Marbury joined Shanxi at midseason, averaging 22.9 points and 9.5 assists, but failed to guide the Brave Dragons into the playoffs. He joined the Foshan Dralions in December 2010. Again, Marbury posted eye-popping numbers and made the CBA All-Star team; again, his team fell short of the playoffs; again, he was unceremoniously released. Both Shanxi and Foshan had reached the same conundrum: He's got enough left in the tank to sell tickets, but is he good enough to lead a top-tier team to a championship?
He is. In Beijing, it's all happening.
"He hooked up with some good Chinese teammates and he also hooked up with a pretty good import [in Randolph Morris]," Pastuszek says. "This is his first situation where he can get to the playoffs. He's been really motivated to win in Beijing in front of his fans. All those things came together and have propelled him to this run."
* * * * *
Marbury didn't choose China any more than Napoleon chose St. Helena. Thus begs the question: Is it China itself that Marbury loves? Or is it the mythical tabula rasa -- the opportunity for a new beginning?
"Given that Marbury was going through a tough time in his career, I think he probably liked the idea of having a fresh chance in a totally new country," Pastuszek says. "The opportunity to completely reinvent yourself doesn't come often, if ever, for a 30-plus-year-old professional basketball player.
"But it's evolved into much more than just that. He wants to participate in the day-to-day life of Beijing and of China in general. That's ultimately what his appeal is. Chinese fans love Marbury not just because he's good at basketball, but because he has a genuine interest in the culture."

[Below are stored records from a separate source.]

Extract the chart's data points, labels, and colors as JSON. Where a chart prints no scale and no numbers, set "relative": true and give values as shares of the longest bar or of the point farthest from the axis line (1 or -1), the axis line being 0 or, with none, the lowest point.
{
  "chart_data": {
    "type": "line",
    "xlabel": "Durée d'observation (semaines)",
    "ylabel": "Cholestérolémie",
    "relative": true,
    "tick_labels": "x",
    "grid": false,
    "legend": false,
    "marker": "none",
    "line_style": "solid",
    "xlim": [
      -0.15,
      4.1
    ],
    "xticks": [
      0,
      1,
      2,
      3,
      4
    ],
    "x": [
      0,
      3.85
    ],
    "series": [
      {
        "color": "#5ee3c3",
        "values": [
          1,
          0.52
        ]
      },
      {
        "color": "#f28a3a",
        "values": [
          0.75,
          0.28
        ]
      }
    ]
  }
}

One of Marbury's most frequent refrains throughout his transformative season in Beijing is his desire to remain in China after he retires and one day coach the Chinese national team. "That's not going to happen," says Yang, who spent 18 days interviewing Marbury and those close to him for the SI China cover story. His lack of coaching experience -- say nothing of his inability to speak Chinese -- makes it a dream no less quixotic than his visions of market supremacy in a country dominated by Nike and adidas.
Still, Yang wouldn't fully rule out the idea of Marbury becoming a permanent part of Chinese culture. "He's an interesting case," he says. "Let's just wait and see."
Tickets for Wednesday's Game 1 at the 18,000-seat MasterCard Center sold out in eight minutes on DaMai.com, according to Sina Sports. Guangdong, led by former Houston Rockets point guard Aaron Brooks, is a traditional league power making its eighth consecutive trip to the CBA Finals and the lopsided favorite.
That only raises the stakes for Marbury.
"He'd be one of the most famous foreigners in Beijing history if he were able to get them a championship," Pastuszek says. "Not only because it would be their first championship and all that, but they would have upset this heavily favored juggernaut in Guangdong. It would be an incredible story."
Whether his team wins or comes up short in this week's CBA Finals, Marbury knows he's in the right place -- and his serenity is victory enough.
"He's got a fresh start," Morris says. "Nobody's trying to blame him for anything. Nobody's trying to cause a media circus. It's just straight business and about basketball over here. Nothing more than basketball."